Hasrat segitiga Girard pada akhirnya dapat disebut sebagai teori literer Rene Girard yang menjadi isi dari pengertian “mimesis”. Dalam karya-karya Girard kemudian, ia tidak ragu-ragu lagi menyebut hasrat segitiga sebagai mimesis. Dan teori hasrat segitiga atau mimesis Girard ini mengandung dua pokok pikiran berikut:
Pertama, hasrat manusia itu tidak pernah otonom secara sempurna. Mediator menjadi jalan bagi subjek untuk menuju kepada objek. Jadi, hasrat itu mengikuti pola segitiga. Subjek menghasratkan objek lewat mediator. Kedua, hasrat segitiga itu, mau tidak mau menyimpan rivalitas. Mediator yang semula adalah model (untuk ditiru), lama-lama dianggap menjadi rival yang menghalangi hasratnya. Hubungan subjek dan mediator sungguh kompleks dan ruwet. Ketika persaingan mereka semakin ketat, makin model dianggap rival yang menghalangi, makin subjek menginginkan rival yang penghalang itu jadi modelnya (Sindhunata, 2007: 85-86).
Teori Girard tentang mimesis adalah semacam structural geometry, yang sangat rasional. Mimesis adalah suatu status metafisik yang dinamis, yang mendahului individu dan masyarakat, dan menjerat individu, dan masyarakat. Mimesis bisa dianggap irasional (negatif), tapi sebagai suatu status, ia sangat sistematis dan rasional (positif). Mimesis Girard menyediakan dan mencakup kemungkinan perpaduan antara model dan peniru. Girard tidak menghindarkan
kemungkinan konflik antara keduanya. Konflik itulah yang menjadi salah satu unsur yang dinamis dalam mimesis (Sindhunata, 2007: 87-90).
b. Teori Kambing Hitam
Teori kambing hitam adalah fase kedua teori Girard setelah teori hasrat segitiga atau mimesis. Girard memperluas rivalitas dalam teori mimesis yang bersifat individual ke arah luar, yaitu rivalitas mengenai relasi-relasi sosial dalam masyarakat. Di sinilah ia menemukan bahwa mimesis hasrat itu mau tidak mau membuahkan mekanisme kambing hitam. Berikut adalah kilas balik perkembangan pemkiran Girard, mulai dari teori mimesisnya sampai ke teori kambing hitam dalam bentuk butir-butir ringkasan Raymund Schwager (dalam Sindhunata, 2007: 204-205):
a) Hasrat manusia pada pokoknya tak terarahkan pada sebuah objek yang spesifik. Hal ini karena adanya hasrat segitiga atau mimesis.

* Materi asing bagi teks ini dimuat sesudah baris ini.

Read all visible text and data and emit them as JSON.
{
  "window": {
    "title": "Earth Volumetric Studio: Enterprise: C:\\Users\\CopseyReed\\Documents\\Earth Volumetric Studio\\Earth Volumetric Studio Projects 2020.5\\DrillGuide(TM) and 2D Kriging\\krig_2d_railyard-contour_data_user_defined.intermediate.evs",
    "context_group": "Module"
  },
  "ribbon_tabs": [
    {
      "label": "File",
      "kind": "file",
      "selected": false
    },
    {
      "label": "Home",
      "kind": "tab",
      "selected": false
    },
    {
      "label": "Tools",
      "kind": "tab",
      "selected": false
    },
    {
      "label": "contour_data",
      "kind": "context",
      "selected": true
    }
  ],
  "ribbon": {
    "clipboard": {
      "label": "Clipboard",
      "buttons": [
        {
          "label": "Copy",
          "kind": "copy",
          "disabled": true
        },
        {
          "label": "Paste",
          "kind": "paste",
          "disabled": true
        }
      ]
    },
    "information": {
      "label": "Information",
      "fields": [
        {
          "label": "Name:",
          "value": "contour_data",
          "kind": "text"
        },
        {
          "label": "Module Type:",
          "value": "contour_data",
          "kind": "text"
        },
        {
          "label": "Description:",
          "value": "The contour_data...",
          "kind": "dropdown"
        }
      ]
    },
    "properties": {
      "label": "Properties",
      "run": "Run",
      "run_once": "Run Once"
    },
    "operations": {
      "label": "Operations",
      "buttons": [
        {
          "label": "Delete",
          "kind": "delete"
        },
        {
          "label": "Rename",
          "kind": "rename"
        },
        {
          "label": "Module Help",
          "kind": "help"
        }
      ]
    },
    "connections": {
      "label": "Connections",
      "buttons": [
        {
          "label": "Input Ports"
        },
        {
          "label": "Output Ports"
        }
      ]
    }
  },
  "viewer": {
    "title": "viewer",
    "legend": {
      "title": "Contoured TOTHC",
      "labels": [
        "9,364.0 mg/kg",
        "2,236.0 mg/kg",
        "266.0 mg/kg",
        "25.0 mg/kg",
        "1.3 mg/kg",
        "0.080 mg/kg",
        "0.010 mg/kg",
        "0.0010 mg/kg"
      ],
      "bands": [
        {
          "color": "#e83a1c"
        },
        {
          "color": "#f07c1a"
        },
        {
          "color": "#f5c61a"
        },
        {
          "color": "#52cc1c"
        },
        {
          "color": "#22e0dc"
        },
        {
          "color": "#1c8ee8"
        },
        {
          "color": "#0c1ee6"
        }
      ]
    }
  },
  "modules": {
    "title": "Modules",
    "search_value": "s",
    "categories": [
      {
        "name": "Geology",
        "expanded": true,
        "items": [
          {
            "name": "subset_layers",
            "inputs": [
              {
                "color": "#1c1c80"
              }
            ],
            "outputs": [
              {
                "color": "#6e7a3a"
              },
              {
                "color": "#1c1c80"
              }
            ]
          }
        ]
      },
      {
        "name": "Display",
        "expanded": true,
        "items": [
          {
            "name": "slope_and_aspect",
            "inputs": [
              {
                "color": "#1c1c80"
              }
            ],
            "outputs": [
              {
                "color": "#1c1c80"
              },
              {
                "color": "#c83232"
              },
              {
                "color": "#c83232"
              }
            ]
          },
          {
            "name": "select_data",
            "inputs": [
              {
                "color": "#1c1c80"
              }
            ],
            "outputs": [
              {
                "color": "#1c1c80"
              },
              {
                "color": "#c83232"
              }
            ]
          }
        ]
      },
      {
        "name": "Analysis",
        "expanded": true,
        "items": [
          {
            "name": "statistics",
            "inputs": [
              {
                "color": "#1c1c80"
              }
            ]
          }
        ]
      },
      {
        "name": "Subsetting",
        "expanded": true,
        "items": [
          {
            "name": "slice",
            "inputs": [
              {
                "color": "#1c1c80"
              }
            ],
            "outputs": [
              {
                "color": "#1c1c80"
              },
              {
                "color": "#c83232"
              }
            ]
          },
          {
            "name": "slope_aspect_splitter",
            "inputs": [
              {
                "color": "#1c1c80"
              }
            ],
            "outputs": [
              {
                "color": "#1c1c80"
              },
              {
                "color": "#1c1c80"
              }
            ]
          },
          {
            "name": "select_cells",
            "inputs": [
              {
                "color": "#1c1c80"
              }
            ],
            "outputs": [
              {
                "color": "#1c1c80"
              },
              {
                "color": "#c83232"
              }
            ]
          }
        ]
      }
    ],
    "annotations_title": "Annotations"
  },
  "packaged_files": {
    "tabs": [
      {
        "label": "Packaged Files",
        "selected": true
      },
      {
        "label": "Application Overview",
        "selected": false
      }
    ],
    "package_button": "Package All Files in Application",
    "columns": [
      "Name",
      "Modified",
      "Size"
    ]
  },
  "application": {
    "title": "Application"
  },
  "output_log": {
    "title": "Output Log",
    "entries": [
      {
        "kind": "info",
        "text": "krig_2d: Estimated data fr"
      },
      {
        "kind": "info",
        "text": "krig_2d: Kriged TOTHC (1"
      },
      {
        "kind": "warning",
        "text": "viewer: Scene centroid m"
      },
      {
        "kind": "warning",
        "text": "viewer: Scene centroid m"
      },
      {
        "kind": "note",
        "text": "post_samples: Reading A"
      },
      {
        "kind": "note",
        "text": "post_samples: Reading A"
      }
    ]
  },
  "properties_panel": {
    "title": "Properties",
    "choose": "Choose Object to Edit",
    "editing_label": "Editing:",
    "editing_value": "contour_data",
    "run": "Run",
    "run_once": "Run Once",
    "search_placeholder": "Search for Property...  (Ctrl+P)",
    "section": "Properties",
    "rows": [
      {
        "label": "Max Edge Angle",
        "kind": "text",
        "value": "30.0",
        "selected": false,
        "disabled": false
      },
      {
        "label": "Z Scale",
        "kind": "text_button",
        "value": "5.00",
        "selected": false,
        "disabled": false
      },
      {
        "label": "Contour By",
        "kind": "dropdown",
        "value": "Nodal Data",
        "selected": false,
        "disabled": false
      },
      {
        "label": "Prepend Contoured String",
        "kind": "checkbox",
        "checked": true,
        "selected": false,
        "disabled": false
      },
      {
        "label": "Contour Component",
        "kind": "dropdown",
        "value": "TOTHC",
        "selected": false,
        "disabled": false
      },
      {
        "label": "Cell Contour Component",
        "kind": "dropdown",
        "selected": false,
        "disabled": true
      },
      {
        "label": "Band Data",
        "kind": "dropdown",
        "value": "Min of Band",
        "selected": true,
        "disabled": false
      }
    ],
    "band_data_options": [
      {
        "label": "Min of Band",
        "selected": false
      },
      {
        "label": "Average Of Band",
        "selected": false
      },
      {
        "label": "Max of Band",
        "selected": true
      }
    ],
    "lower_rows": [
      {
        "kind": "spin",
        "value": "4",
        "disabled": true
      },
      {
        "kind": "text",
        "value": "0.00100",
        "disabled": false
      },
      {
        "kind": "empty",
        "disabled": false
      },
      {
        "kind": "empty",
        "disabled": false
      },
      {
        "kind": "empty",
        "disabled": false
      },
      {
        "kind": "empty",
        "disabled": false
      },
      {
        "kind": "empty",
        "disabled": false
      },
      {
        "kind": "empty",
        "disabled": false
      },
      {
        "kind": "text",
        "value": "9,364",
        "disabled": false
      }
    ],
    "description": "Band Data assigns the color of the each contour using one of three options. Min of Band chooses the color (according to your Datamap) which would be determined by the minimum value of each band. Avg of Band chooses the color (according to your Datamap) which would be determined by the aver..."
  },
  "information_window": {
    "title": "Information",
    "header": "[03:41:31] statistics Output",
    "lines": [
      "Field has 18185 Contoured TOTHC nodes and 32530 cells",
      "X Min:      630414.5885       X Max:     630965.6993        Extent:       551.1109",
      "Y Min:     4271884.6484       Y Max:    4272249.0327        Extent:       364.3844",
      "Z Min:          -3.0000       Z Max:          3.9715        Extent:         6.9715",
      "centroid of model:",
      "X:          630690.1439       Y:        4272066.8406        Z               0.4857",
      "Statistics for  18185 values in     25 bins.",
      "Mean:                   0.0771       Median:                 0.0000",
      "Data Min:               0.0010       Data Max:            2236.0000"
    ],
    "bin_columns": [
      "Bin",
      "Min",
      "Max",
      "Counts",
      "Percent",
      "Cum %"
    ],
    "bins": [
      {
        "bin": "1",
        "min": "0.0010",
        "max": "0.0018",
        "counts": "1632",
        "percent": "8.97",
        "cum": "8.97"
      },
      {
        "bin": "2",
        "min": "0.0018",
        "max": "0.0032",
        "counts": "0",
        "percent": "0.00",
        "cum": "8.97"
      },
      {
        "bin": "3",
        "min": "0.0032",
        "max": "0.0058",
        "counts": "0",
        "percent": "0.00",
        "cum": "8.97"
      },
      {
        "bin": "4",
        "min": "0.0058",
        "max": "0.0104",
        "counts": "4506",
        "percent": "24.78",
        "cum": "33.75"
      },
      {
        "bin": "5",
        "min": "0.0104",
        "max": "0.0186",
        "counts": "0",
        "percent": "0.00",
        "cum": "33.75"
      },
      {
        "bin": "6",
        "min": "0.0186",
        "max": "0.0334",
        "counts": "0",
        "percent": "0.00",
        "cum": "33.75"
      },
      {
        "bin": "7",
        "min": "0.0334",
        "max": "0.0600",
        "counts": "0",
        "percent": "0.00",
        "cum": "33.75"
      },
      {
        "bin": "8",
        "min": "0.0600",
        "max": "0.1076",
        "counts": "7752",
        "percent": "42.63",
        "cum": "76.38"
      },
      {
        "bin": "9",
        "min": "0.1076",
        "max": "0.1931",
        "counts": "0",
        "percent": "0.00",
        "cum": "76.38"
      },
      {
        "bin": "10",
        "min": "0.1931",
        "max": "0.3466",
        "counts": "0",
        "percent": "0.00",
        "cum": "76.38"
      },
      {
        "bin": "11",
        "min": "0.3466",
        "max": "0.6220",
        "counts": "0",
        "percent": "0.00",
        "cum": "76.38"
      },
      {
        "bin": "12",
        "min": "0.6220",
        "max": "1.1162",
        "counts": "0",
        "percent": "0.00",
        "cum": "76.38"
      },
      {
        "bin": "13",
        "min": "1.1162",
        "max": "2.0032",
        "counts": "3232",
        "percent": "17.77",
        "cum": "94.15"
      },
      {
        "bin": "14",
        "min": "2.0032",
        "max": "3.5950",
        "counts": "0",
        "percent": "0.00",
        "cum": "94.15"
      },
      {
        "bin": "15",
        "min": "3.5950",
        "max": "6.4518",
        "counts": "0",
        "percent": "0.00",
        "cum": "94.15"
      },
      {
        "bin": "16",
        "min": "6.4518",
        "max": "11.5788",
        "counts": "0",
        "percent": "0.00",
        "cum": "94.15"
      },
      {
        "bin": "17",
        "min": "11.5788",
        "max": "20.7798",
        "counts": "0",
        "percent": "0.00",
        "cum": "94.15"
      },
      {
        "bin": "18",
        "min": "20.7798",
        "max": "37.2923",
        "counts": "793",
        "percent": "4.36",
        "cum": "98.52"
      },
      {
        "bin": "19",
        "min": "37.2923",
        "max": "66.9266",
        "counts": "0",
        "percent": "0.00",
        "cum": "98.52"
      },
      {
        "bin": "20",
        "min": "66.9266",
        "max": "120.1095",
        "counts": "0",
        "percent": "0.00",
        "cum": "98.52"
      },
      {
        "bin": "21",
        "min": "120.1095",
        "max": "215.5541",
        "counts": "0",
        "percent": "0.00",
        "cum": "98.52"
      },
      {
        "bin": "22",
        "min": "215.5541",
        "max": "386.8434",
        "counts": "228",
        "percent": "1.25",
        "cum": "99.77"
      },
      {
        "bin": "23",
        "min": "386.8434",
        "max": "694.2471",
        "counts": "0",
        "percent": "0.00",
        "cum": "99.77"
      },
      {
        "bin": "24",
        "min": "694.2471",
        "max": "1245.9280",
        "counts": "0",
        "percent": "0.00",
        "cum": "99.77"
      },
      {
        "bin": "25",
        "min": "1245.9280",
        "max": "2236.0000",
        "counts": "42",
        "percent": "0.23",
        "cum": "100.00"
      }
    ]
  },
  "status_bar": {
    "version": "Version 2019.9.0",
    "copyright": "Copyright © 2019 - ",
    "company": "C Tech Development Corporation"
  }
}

b) Hasrat yang lahir karena mimesis itu mau tak mau mengakibatkan konflik. Makin hasrat meningkat, makin orang memfokuskan dirinya pada rival yang harus dilawannya. Rivalitas ini mau tidak mau mengarah pada kekerasan untuk memperjuangkan hasratnya dan mempertahankan hidupnya.
c) Karena semua manusia itu mencenderungi tindakan kekerasan, hidup damai dalam masyarakat tidak dapat diandaikan akan terjadi dengan sendirinya. Akal sehat maupun maksud baik tidak menjadi jaminan bagi kedamaian itu. Namun peluang bagi kedamaian itu tetap ada dengan cara mengalihkan agresi yang saling bermusuhan itu ke dalam kekerasan yang satu dan seragam, kekerasan
dari semua melawan satu. Maka semua orang lalu mengerahkan permusuhannya dan kekerasan pada kambing hitam, yang dipilih mereka secara sewenang-wenang. Sekarang kesalahan ada pada pihak kambing hitam, bukan pada mereka. Itulah mekanisme kambing hitam.

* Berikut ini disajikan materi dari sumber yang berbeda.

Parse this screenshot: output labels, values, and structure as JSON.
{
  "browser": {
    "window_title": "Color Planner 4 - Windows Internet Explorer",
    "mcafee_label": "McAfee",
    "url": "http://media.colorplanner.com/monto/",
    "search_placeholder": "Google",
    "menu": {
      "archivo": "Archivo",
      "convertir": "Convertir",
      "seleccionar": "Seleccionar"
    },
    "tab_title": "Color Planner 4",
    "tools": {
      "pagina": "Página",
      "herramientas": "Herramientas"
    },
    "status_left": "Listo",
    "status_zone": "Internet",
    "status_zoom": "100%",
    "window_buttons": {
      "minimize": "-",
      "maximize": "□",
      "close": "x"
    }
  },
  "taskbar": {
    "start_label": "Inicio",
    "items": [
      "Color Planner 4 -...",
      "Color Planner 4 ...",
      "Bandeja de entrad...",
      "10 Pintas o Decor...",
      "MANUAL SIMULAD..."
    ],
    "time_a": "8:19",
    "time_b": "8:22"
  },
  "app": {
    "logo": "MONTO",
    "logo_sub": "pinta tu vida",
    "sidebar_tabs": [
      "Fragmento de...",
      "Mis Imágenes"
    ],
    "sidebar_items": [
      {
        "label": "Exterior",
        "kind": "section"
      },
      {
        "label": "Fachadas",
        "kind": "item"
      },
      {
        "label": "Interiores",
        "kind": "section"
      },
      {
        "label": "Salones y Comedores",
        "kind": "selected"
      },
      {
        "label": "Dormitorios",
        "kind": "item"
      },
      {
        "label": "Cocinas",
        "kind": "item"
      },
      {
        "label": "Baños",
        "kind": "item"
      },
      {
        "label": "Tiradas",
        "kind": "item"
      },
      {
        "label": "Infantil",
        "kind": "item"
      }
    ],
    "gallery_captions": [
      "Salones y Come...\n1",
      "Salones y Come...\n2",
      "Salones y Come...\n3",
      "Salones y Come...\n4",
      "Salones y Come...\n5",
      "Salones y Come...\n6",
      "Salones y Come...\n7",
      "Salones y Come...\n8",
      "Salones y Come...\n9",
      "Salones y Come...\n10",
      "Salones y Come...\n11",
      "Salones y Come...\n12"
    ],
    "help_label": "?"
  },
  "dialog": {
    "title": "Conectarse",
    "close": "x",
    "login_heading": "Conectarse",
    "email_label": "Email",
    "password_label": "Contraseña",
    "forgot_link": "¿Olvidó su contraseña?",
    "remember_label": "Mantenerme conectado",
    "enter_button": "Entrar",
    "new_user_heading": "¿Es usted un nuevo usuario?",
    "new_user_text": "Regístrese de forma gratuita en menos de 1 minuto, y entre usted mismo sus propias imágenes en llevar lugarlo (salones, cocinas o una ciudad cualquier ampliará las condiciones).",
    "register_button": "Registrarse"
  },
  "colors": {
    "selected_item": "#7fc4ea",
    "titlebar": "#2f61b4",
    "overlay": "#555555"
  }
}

d) Mimesis mengakibatkan hasrat mereka berbenturan satu sama lain mengakibatkan konflik dan rivalitas, juga melahirkan kekerasan. Sedangkan kambing hitam meredamkan rivalitas, menghilangkan konflik dan kekerasan, dan masyarakat kembali ke dalam ketenangannya. Lewat pengosongan kolektif terhadap hassrat mimetis yang saling menghancurkan itu, kambing hitam yang tadinya dianggap jahat dan penyebab kekerasan, kini disakralkan dan dianggap sebagai pembawa keselamatan. Karena dialah lahir kekerasan sakral yang dipraktekkan dalam ritual.

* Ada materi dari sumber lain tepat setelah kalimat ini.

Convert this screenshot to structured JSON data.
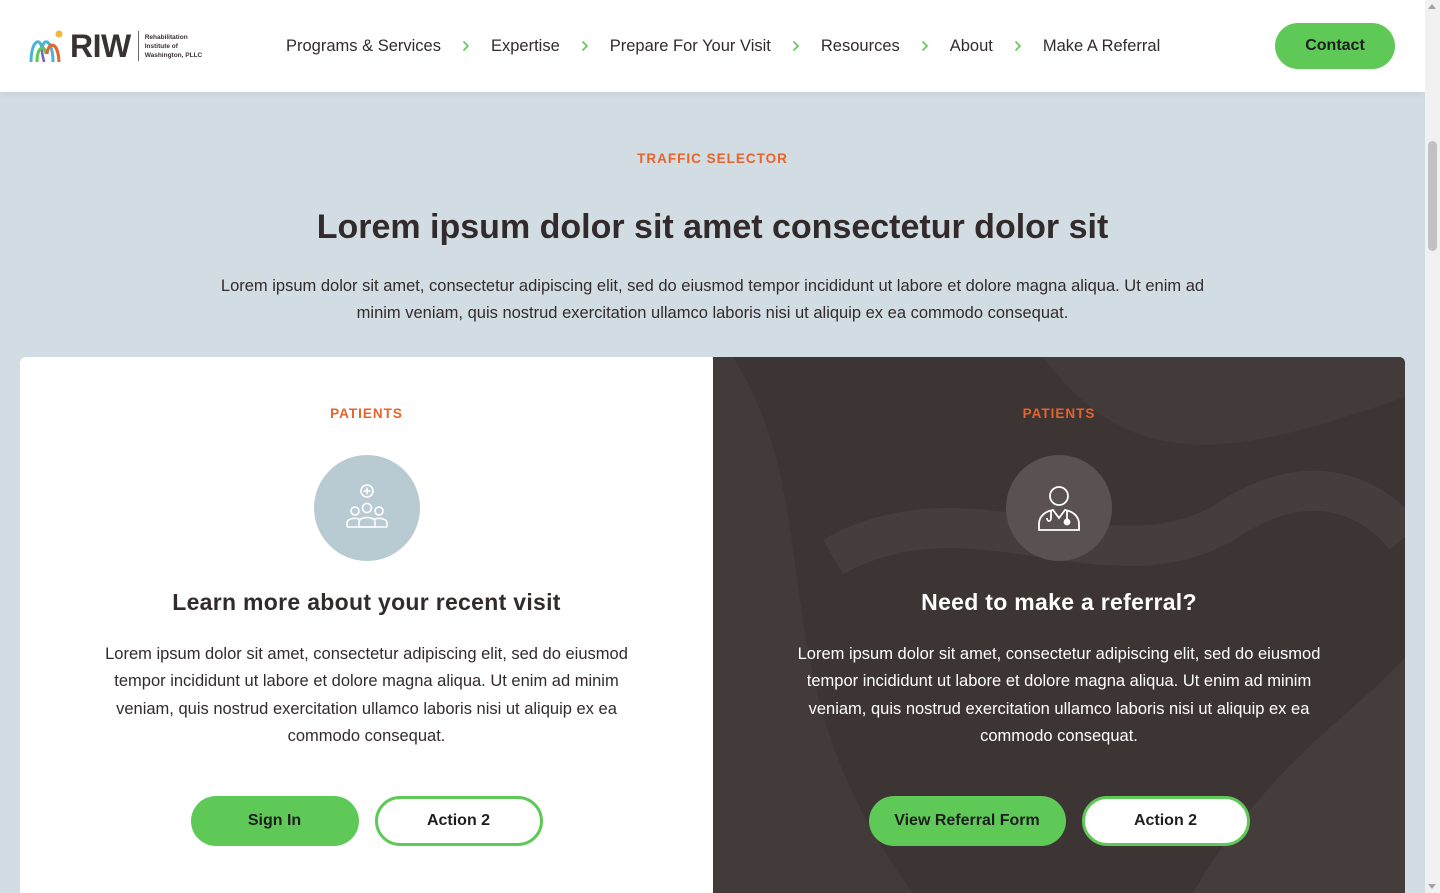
{
  "header": {
    "logo": {
      "wordmark": "RIW",
      "subtitle_lines": [
        "Rehabilitation",
        "Institute of",
        "Washington, PLLC"
      ]
    },
    "nav": [
      {
        "label": "Programs & Services"
      },
      {
        "label": "Expertise"
      },
      {
        "label": "Prepare For Your Visit"
      },
      {
        "label": "Resources"
      },
      {
        "label": "About"
      },
      {
        "label": "Make A Referral"
      }
    ],
    "contact_label": "Contact"
  },
  "intro": {
    "eyebrow": "TRAFFIC SELECTOR",
    "title": "Lorem ipsum dolor sit amet consectetur dolor sit",
    "text": "Lorem ipsum dolor sit amet, consectetur adipiscing elit, sed do eiusmod tempor incididunt ut labore et dolore magna aliqua. Ut enim ad minim veniam, quis nostrud exercitation ullamco laboris nisi ut aliquip ex ea commodo consequat."
  },
  "cards": [
    {
      "eyebrow": "PATIENTS",
      "icon": "patients-group-icon",
      "title": "Learn more about your recent visit",
      "text": "Lorem ipsum dolor sit amet, consectetur adipiscing elit, sed do eiusmod tempor incididunt ut labore et dolore magna aliqua. Ut enim ad minim veniam, quis nostrud exercitation ullamco laboris nisi ut aliquip ex ea commodo consequat.",
      "primary_button": "Sign In",
      "secondary_button": "Action 2"
    },
    {
      "eyebrow": "PATIENTS",
      "icon": "doctor-icon",
      "title": "Need to make a referral?",
      "text": "Lorem ipsum dolor sit amet, consectetur adipiscing elit, sed do eiusmod tempor incididunt ut labore et dolore magna aliqua. Ut enim ad minim veniam, quis nostrud exercitation ullamco laboris nisi ut aliquip ex ea commodo consequat.",
      "primary_button": "View Referral Form",
      "secondary_button": "Action 2"
    }
  ],
  "colors": {
    "accent_green": "#5fc958",
    "eyebrow_orange": "#e8632b",
    "page_background": "#d1dde2",
    "dark_card": "#3d3534",
    "text_dark": "#332b2b"
  }
}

e) Dalam praktik korban, kekerasan kolektif yang asali dialihkan menjadi kekerasan pada kambing hitam. Hal itu diatur dan dikontrol dengan ketentuan dan aturan ritus yang ketat dan keras. Dengan demikian, agresi internal dikosongkan keluar , dan masyarakat dipulihkan dari kehancuran diri.